I really don't know how accurate we can say our ratings are, or even what one might mean by accuracy in a ratings system. Clearly we're using our trust metrics to try and produce a somewhat unbiased rating, but I don't know how unbiased. If we were polling I could roll out margins of error, but a rating isn't trying to predict a future outcome, it's just trying to say what's good and what's not.
On the flipside, clearly there's going to be a point where a number stops being meaningful and starts being random. I thus decided that the third significant digit was meaningless--just part of that noise that I talk about. I suspect the second significant digit might be too, at least with the 10,000 ratings that we currently have in the database, but I kept it in anyway.

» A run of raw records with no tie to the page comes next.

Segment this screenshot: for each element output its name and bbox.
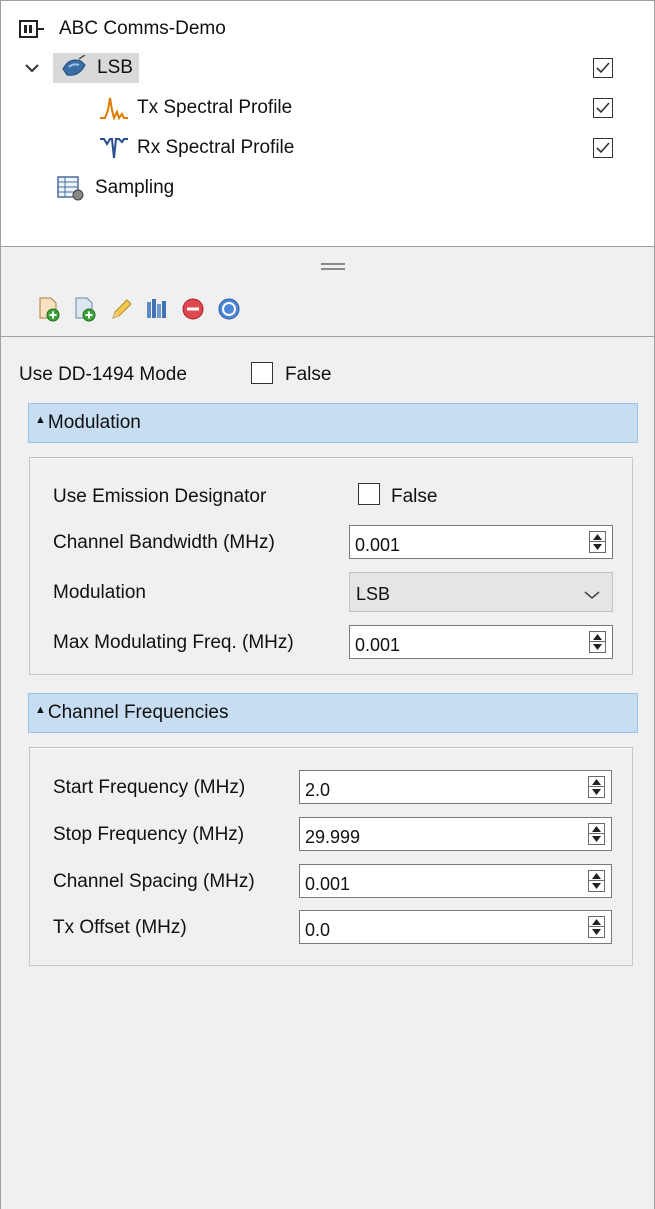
spectrum-peak-icon xyxy=(97,96,131,120)
spin-down-icon[interactable] xyxy=(590,642,605,652)
stop-frequency-label: Stop Frequency (MHz) xyxy=(53,824,245,845)
dd1494-checkbox[interactable] xyxy=(251,362,273,384)
add-icon xyxy=(39,297,60,322)
tx-offset-value: 0.0 xyxy=(305,920,331,940)
channel-frequencies-group: Start Frequency (MHz) 2.0 Stop Frequency… xyxy=(29,747,633,966)
delete-button[interactable] xyxy=(181,296,205,322)
tree-item-tx-label: Tx Spectral Profile xyxy=(137,97,293,118)
spin-up-icon[interactable] xyxy=(590,632,605,642)
max-mod-freq-label: Max Modulating Freq. (MHz) xyxy=(53,632,294,653)
tree-item-tx-spectral-profile[interactable]: Tx Spectral Profile xyxy=(97,90,292,126)
channel-frequencies-section-title: Channel Frequencies xyxy=(47,702,229,723)
tree-root[interactable]: ABC Comms-Demo xyxy=(17,11,226,47)
chevron-down-icon[interactable] xyxy=(23,63,41,73)
property-form: Use DD-1494 Mode False ▲ Modulation Use … xyxy=(1,337,654,1209)
channel-frequencies-section-header[interactable]: ▲ Channel Frequencies xyxy=(28,693,638,733)
tx-offset-label: Tx Offset (MHz) xyxy=(53,917,187,938)
channel-bandwidth-input[interactable]: 0.001 xyxy=(349,525,613,559)
tree-item-lsb-selection[interactable]: LSB xyxy=(53,53,139,83)
tree-item-lsb[interactable]: LSB xyxy=(23,50,139,86)
spin-up-icon[interactable] xyxy=(589,824,604,834)
help-button[interactable] xyxy=(217,296,241,322)
check-icon xyxy=(596,62,610,74)
edit-pencil-icon xyxy=(112,299,132,319)
start-frequency-input[interactable]: 2.0 xyxy=(299,770,612,804)
start-frequency-label: Start Frequency (MHz) xyxy=(53,777,246,798)
channel-spacing-value: 0.001 xyxy=(305,874,351,894)
spin-down-icon[interactable] xyxy=(589,834,604,844)
chevron-down-icon xyxy=(584,584,600,606)
modulation-value: LSB xyxy=(356,584,391,604)
tree-root-label: ABC Comms-Demo xyxy=(59,18,226,39)
spin-buttons[interactable] xyxy=(588,823,605,845)
properties-panel: ABC Comms-Demo LSB Tx Spectral Profile R… xyxy=(0,0,655,1209)
tx-offset-input[interactable]: 0.0 xyxy=(299,910,612,944)
tree-item-sampling[interactable]: Sampling xyxy=(53,170,174,206)
bars-icon xyxy=(147,299,166,318)
spin-down-icon[interactable] xyxy=(589,881,604,891)
delete-icon xyxy=(182,298,204,320)
spin-buttons[interactable] xyxy=(589,531,606,553)
tree-item-rx-checkbox[interactable] xyxy=(593,138,613,158)
collapse-caret-icon: ▲ xyxy=(35,704,46,716)
tree-item-sampling-label: Sampling xyxy=(95,177,175,198)
collapse-caret-icon: ▲ xyxy=(35,414,46,426)
max-mod-freq-input[interactable]: 0.001 xyxy=(349,625,613,659)
plugin-icon xyxy=(17,20,47,38)
spin-down-icon[interactable] xyxy=(590,542,605,552)
channel-spacing-input[interactable]: 0.001 xyxy=(299,864,612,898)
sampling-table-icon xyxy=(53,175,87,201)
toolbar xyxy=(37,292,253,326)
use-emission-value: False xyxy=(391,486,438,507)
add-copy-button[interactable] xyxy=(73,296,97,322)
modulation-section-header[interactable]: ▲ Modulation xyxy=(28,403,638,443)
spin-down-icon[interactable] xyxy=(589,787,604,797)
modulation-group: Use Emission Designator False Channel Ba… xyxy=(29,457,633,675)
modulation-section-title: Modulation xyxy=(47,412,141,433)
tree-item-tx-checkbox[interactable] xyxy=(593,98,613,118)
add-item-button[interactable] xyxy=(37,296,61,322)
spin-up-icon[interactable] xyxy=(589,871,604,881)
dd1494-label: Use DD-1494 Mode xyxy=(19,364,187,385)
bars-button[interactable] xyxy=(145,296,169,322)
splitter-handle[interactable] xyxy=(321,263,345,273)
modulation-select[interactable]: LSB xyxy=(349,572,613,612)
tree-view[interactable]: ABC Comms-Demo LSB Tx Spectral Profile R… xyxy=(1,1,654,247)
spectrum-notch-icon xyxy=(97,136,131,160)
spin-up-icon[interactable] xyxy=(589,917,604,927)
tree-item-lsb-checkbox[interactable] xyxy=(593,58,613,78)
channel-bandwidth-value: 0.001 xyxy=(355,535,401,555)
stop-frequency-value: 29.999 xyxy=(305,827,361,847)
spin-up-icon[interactable] xyxy=(589,777,604,787)
add-copy-icon xyxy=(75,297,96,322)
channel-bandwidth-label: Channel Bandwidth (MHz) xyxy=(53,532,275,553)
use-emission-checkbox[interactable] xyxy=(358,483,380,505)
edit-button[interactable] xyxy=(109,296,133,322)
help-icon xyxy=(218,298,240,320)
use-emission-label: Use Emission Designator xyxy=(53,486,267,507)
spin-buttons[interactable] xyxy=(589,631,606,653)
max-mod-freq-value: 0.001 xyxy=(355,635,401,655)
start-frequency-value: 2.0 xyxy=(305,780,331,800)
spin-down-icon[interactable] xyxy=(589,927,604,937)
tree-item-rx-spectral-profile[interactable]: Rx Spectral Profile xyxy=(97,130,294,166)
check-icon xyxy=(596,142,610,154)
check-icon xyxy=(596,102,610,114)
channel-spacing-label: Channel Spacing (MHz) xyxy=(53,871,255,892)
tree-item-lsb-label: LSB xyxy=(97,57,133,78)
spin-buttons[interactable] xyxy=(588,776,605,798)
spin-buttons[interactable] xyxy=(588,916,605,938)
radio-transmitter-icon xyxy=(57,55,91,81)
tree-item-rx-label: Rx Spectral Profile xyxy=(137,137,295,158)
spin-up-icon[interactable] xyxy=(590,532,605,542)
spin-buttons[interactable] xyxy=(588,870,605,892)
dd1494-value: False xyxy=(285,364,332,385)
stop-frequency-input[interactable]: 29.999 xyxy=(299,817,612,851)
modulation-label: Modulation xyxy=(53,582,146,603)
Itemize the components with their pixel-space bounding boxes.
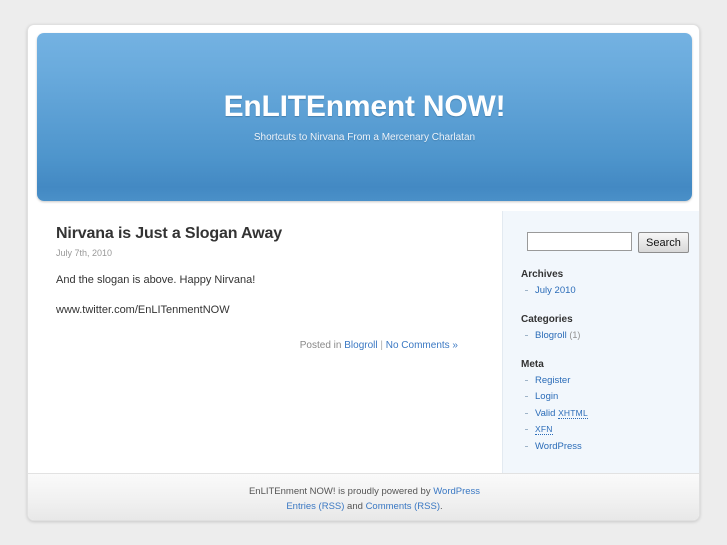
list-item: XFN — [521, 424, 696, 436]
widget-archives-list: July 2010 — [521, 285, 696, 296]
list-item: Valid XHTML — [521, 407, 696, 419]
meta-link-register[interactable]: Register — [535, 375, 570, 386]
widget-archives-title: Archives — [521, 269, 564, 280]
widget-archives: Archives July 2010 — [521, 269, 696, 296]
main-area: Nirvana is Just a Slogan Away July 7th, … — [28, 211, 699, 503]
xfn-abbreviation: XFN — [535, 424, 553, 436]
list-item: Blogroll (1) — [521, 330, 696, 341]
archive-link-july-2010[interactable]: July 2010 — [535, 285, 576, 296]
footer-suffix: . — [440, 500, 443, 512]
meta-valid-label: Valid — [535, 407, 556, 419]
site-tagline: Shortcuts to Nirvana From a Mercenary Ch… — [253, 132, 476, 144]
post-article: Nirvana is Just a Slogan Away July 7th, … — [56, 211, 486, 351]
category-link-blogroll[interactable]: Blogroll — [535, 330, 567, 341]
footer-prefix: EnLITEnment NOW! is proudly powered by — [248, 486, 434, 497]
list-item: Register — [521, 375, 696, 386]
meta-link-login[interactable]: Login — [535, 391, 558, 402]
site-header: EnLITEnment NOW! Shortcuts to Nirvana Fr… — [37, 33, 692, 201]
footer-mid: and — [344, 500, 366, 512]
post-body: And the slogan is above. Happy Nirvana! … — [56, 258, 486, 318]
list-item: Login — [521, 392, 696, 402]
list-item: WordPress — [521, 441, 696, 452]
footer-entries-rss-link[interactable]: Entries (RSS) — [286, 501, 344, 512]
post-paragraph-2: www.twitter.com/EnLITenmentNOW — [56, 303, 230, 316]
widget-categories: Categories Blogroll (1) — [521, 314, 696, 341]
category-count: (1) — [569, 330, 581, 340]
widget-categories-list: Blogroll (1) — [521, 330, 696, 341]
list-item: July 2010 — [521, 285, 696, 296]
search-input[interactable] — [527, 232, 632, 251]
site-title[interactable]: EnLITEnment NOW! — [37, 33, 692, 123]
post-date: July 7th, 2010 — [56, 248, 113, 258]
meta-link-xfn[interactable]: XFN — [535, 424, 553, 436]
post-meta-prefix: Posted in — [299, 339, 345, 351]
meta-link-wordpress[interactable]: WordPress — [535, 441, 582, 452]
search-button[interactable]: Search — [638, 232, 689, 253]
search-form: Search — [527, 232, 689, 253]
post-meta-separator: | — [377, 339, 386, 351]
site-header-inner: EnLITEnment NOW! Shortcuts to Nirvana Fr… — [37, 33, 692, 143]
widget-meta-title: Meta — [521, 359, 544, 370]
page-container: EnLITEnment NOW! Shortcuts to Nirvana Fr… — [27, 24, 700, 521]
widget-categories-title: Categories — [521, 314, 573, 325]
widget-meta: Meta Register Login Valid XHTML XFN Word… — [521, 359, 696, 452]
xhtml-abbreviation: XHTML — [558, 407, 588, 419]
meta-link-valid-xhtml[interactable]: Valid XHTML — [535, 407, 588, 419]
site-footer: EnLITEnment NOW! is proudly powered by W… — [28, 473, 699, 520]
post-category-link[interactable]: Blogroll — [344, 340, 377, 351]
sidebar: Search Archives July 2010 Categories Blo… — [502, 211, 699, 491]
post-meta: Posted in Blogroll | No Comments » — [56, 318, 486, 351]
footer-text: EnLITEnment NOW! is proudly powered by W… — [28, 474, 699, 514]
post-comments-link[interactable]: No Comments » — [386, 340, 458, 351]
footer-comments-rss-link[interactable]: Comments (RSS) — [366, 501, 440, 512]
footer-wordpress-link[interactable]: WordPress — [433, 486, 480, 497]
widget-meta-list: Register Login Valid XHTML XFN WordPress — [521, 375, 696, 452]
content-column: Nirvana is Just a Slogan Away July 7th, … — [56, 211, 486, 351]
post-paragraph-1: And the slogan is above. Happy Nirvana! — [56, 274, 256, 286]
post-title[interactable]: Nirvana is Just a Slogan Away — [56, 211, 486, 243]
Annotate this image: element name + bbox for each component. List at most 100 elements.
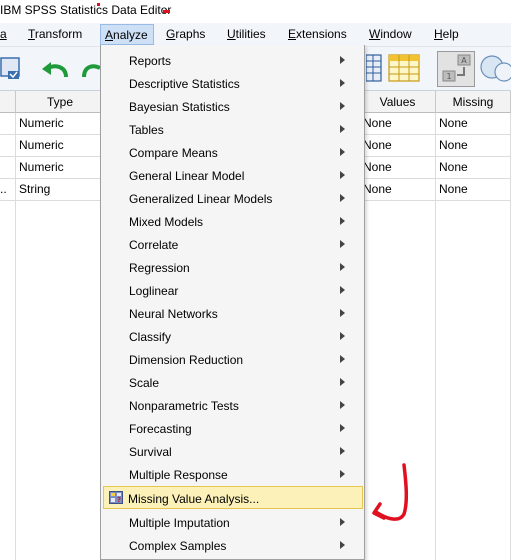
menu-item-nonparametric-tests[interactable]: Nonparametric Tests <box>103 394 363 417</box>
grid-icon[interactable] <box>365 53 382 86</box>
menu-item-label: Nonparametric Tests <box>129 399 239 413</box>
menu-item-label: General Linear Model <box>129 169 245 183</box>
menu-window[interactable]: Window <box>369 27 412 41</box>
redo-icon[interactable] <box>82 59 102 84</box>
menu-item-reports[interactable]: Reports <box>103 49 363 72</box>
svg-text:A: A <box>461 56 467 65</box>
menu-item-descriptive-statistics[interactable]: Descriptive Statistics <box>103 72 363 95</box>
missing-cell[interactable]: None <box>436 113 511 135</box>
analyze-dropdown-menu: Reports Descriptive Statistics Bayesian … <box>100 45 365 560</box>
menu-item-classify[interactable]: Classify <box>103 325 363 348</box>
submenu-arrow-icon <box>340 286 345 294</box>
submenu-arrow-icon <box>340 194 345 202</box>
values-cell[interactable]: None <box>360 113 436 135</box>
submenu-arrow-icon <box>340 263 345 271</box>
menu-item-label: Forecasting <box>129 422 192 436</box>
menu-extensions[interactable]: Extensions <box>288 27 347 41</box>
title-bar: IBM SPSS Statistics Data Editor <box>0 0 511 22</box>
data-editor-icon[interactable] <box>0 56 24 85</box>
menu-item-neural-networks[interactable]: Neural Networks <box>103 302 363 325</box>
menu-item-complex-samples[interactable]: Complex Samples <box>103 534 363 557</box>
circles-icon[interactable] <box>478 53 511 88</box>
values-cell[interactable]: None <box>360 157 436 179</box>
menu-item-loglinear[interactable]: Loglinear <box>103 279 363 302</box>
annotation-arrow-icon <box>372 463 409 521</box>
row-lead-cell[interactable] <box>0 157 16 179</box>
submenu-arrow-icon <box>340 56 345 64</box>
menu-item-general-linear-model[interactable]: General Linear Model <box>103 164 363 187</box>
menu-item-dimension-reduction[interactable]: Dimension Reduction <box>103 348 363 371</box>
menu-item-forecasting[interactable]: Forecasting <box>103 417 363 440</box>
submenu-arrow-icon <box>340 470 345 478</box>
menu-help[interactable]: Help <box>434 27 459 41</box>
values-cell[interactable]: None <box>360 179 436 201</box>
menu-item-label: Reports <box>129 54 172 68</box>
column-header-missing[interactable]: Missing <box>436 91 511 113</box>
row-lead-cell[interactable] <box>0 135 16 157</box>
menu-item-label: Multiple Response <box>129 468 228 482</box>
column-header-values[interactable]: Values <box>360 91 436 113</box>
svg-text:?: ? <box>117 496 121 504</box>
menu-item-label: Complex Samples <box>129 539 227 553</box>
svg-text:1: 1 <box>446 72 451 81</box>
submenu-arrow-icon <box>340 217 345 225</box>
menu-graphs[interactable]: Graphs <box>166 27 205 41</box>
menu-item-bayesian-statistics[interactable]: Bayesian Statistics <box>103 95 363 118</box>
submenu-arrow-icon <box>340 171 345 179</box>
annotation-dot <box>97 3 100 6</box>
value-labels-toggle-icon[interactable]: A 1 <box>437 51 475 90</box>
value-labels-icon[interactable] <box>388 53 420 86</box>
menu-item-label: Generalized Linear Models <box>129 192 273 206</box>
menu-item-label: Tables <box>129 123 164 137</box>
menu-data[interactable]: a <box>0 27 7 41</box>
submenu-arrow-icon <box>340 541 345 549</box>
submenu-arrow-icon <box>340 240 345 248</box>
menu-item-correlate[interactable]: Correlate <box>103 233 363 256</box>
menu-item-generalized-linear-models[interactable]: Generalized Linear Models <box>103 187 363 210</box>
menu-item-regression[interactable]: Regression <box>103 256 363 279</box>
menu-item-tables[interactable]: Tables <box>103 118 363 141</box>
menu-item-label: Classify <box>129 330 172 344</box>
menu-item-mixed-models[interactable]: Mixed Models <box>103 210 363 233</box>
menu-item-survival[interactable]: Survival <box>103 440 363 463</box>
menu-item-compare-means[interactable]: Compare Means <box>103 141 363 164</box>
column-header-type[interactable]: Type <box>16 91 105 113</box>
type-cell[interactable]: String <box>16 179 105 201</box>
type-cell[interactable]: Numeric <box>16 113 105 135</box>
values-cell[interactable]: None <box>360 135 436 157</box>
menu-item-label: Descriptive Statistics <box>129 77 240 91</box>
menu-item-label: Multiple Imputation <box>129 516 230 530</box>
menu-item-label: Survival <box>129 445 172 459</box>
missing-cell[interactable]: None <box>436 135 511 157</box>
menu-analyze[interactable]: Analyze <box>100 24 154 45</box>
submenu-arrow-icon <box>340 309 345 317</box>
missing-cell[interactable]: None <box>436 179 511 201</box>
menu-item-missing-value-analysis[interactable]: ? Missing Value Analysis... <box>103 486 363 509</box>
menu-item-multiple-response[interactable]: Multiple Response <box>103 463 363 486</box>
column-divider <box>15 113 16 560</box>
menu-item-label: Regression <box>129 261 190 275</box>
undo-icon[interactable] <box>40 59 70 84</box>
menu-item-label: Loglinear <box>129 284 179 298</box>
menu-item-scale[interactable]: Scale <box>103 371 363 394</box>
menu-transform[interactable]: Transform <box>28 27 82 41</box>
missing-cell[interactable]: None <box>436 157 511 179</box>
type-cell[interactable]: Numeric <box>16 135 105 157</box>
menu-item-label: Neural Networks <box>129 307 218 321</box>
row-lead-cell[interactable]: .. <box>0 179 16 201</box>
row-lead-cell[interactable] <box>0 113 16 135</box>
submenu-arrow-icon <box>340 148 345 156</box>
menu-item-multiple-imputation[interactable]: Multiple Imputation <box>103 511 363 534</box>
menu-item-label: Mixed Models <box>129 215 204 229</box>
menu-item-label: Bayesian Statistics <box>129 100 230 114</box>
menu-item-label: Dimension Reduction <box>129 353 244 367</box>
menu-item-label: Missing Value Analysis... <box>128 492 260 506</box>
annotation-dash <box>163 10 170 13</box>
type-cell[interactable]: Numeric <box>16 157 105 179</box>
submenu-arrow-icon <box>340 102 345 110</box>
menu-item-label: Correlate <box>129 238 179 252</box>
menu-utilities[interactable]: Utilities <box>227 27 266 41</box>
window-title: IBM SPSS Statistics Data Editor <box>0 3 172 17</box>
menu-item-label: Compare Means <box>129 146 218 160</box>
missing-value-analysis-icon: ? <box>109 491 123 504</box>
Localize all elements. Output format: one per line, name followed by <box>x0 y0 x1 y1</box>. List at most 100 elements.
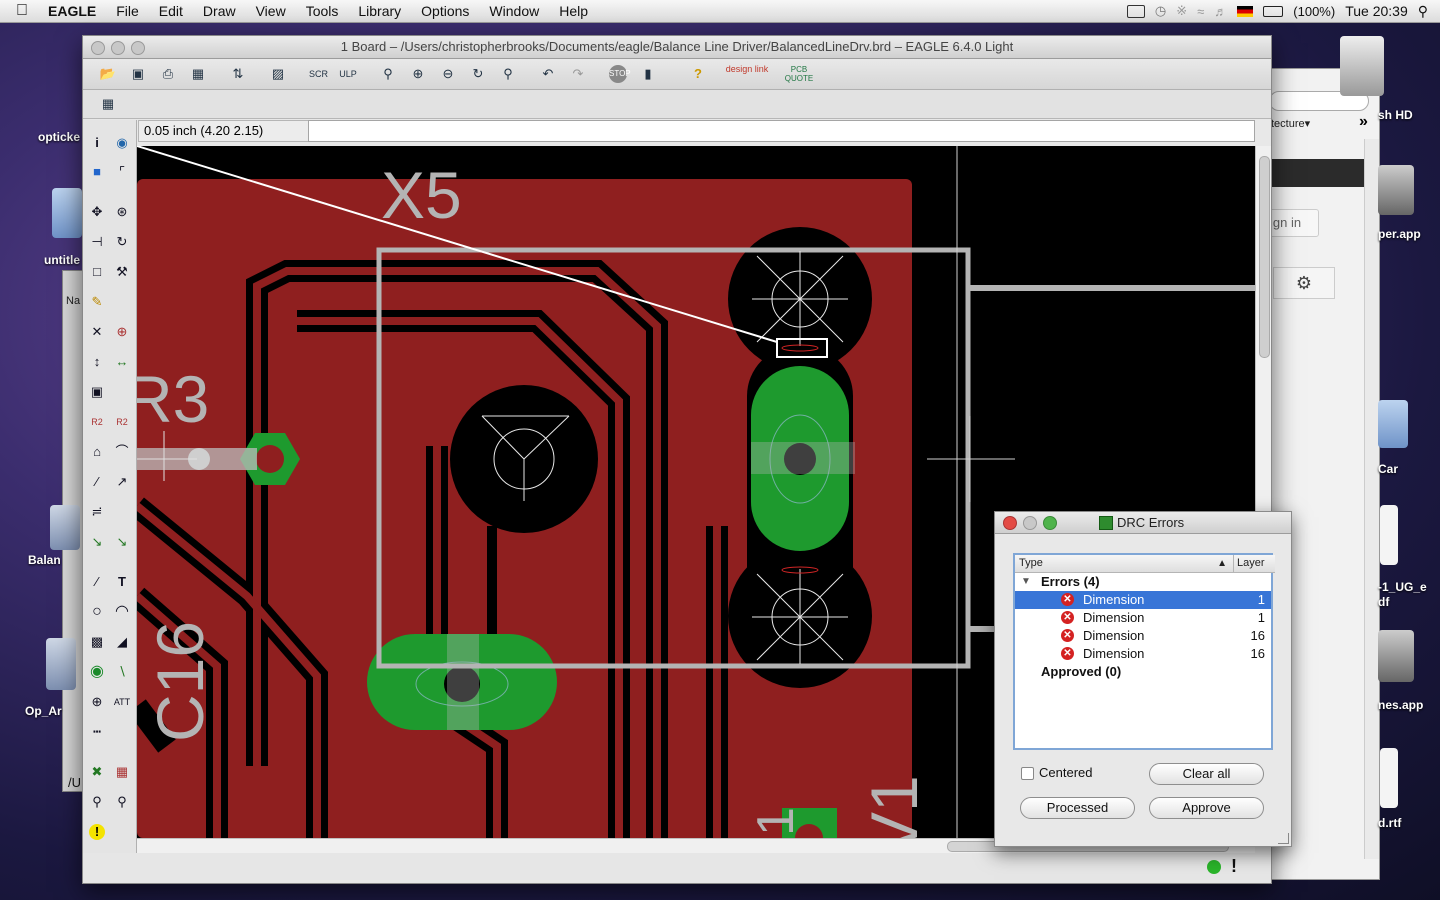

This leads to a problem: with just two significant digits on a ten point scale I only have 1000 possible values, from 0.01 to 10.00. Because we use bayesian weighting to push things toward the center, and because people usually rate high, that range is shortened even more. Currently the game runs from 3.56 (FATAL) to 8.58 (Delta Green: Countdown), for 502 possible values. Meanwhile we have 5219 distinct rateable entries in the database, meaning that on average ten different entries share each rank in the index.
It seems like an argument for adding a third significant digit, but again I'm just not convinced that would be meaningful. So instead we differentiate items at the exact same rating by a "popularity" metric: games with more weight of ratings are rated higher, and for games with the same weight of ratings the one with more pageviews is rated higher. This might ranks things in the wrong direction for the worst games, but the best games are what are more interesting to people, and I think this measure of their popularity is a much better method for saying which is "best" for them than a third significant digit that's probably entirely noise.
(And I'll also comment that the problem of same-value rankings isn't as large as I make it out because the vast majority of entries sit in an unrated mass in the middle, which is entirely a topic for another day.)
7. Any Rating is Ultimately Arbitrary
With all that said, it's worth finishing up with the statement that any rating is ultimately arbitrary. As I've recounted here we use various trust metrics to try and give the "best" rating possible. But, by changing any of those metrics, the ranks within our index change. Not a lot--the best twenty-five games tend to stay at the top and the worst at the bottom--but they do change.
And thus a set of rating-based ranks is ultimately a result of a very particular set of individuals rating a very particular set of items at a certain place using certain rules. Change any of those and your results change.
So take ratings with a grain of salt.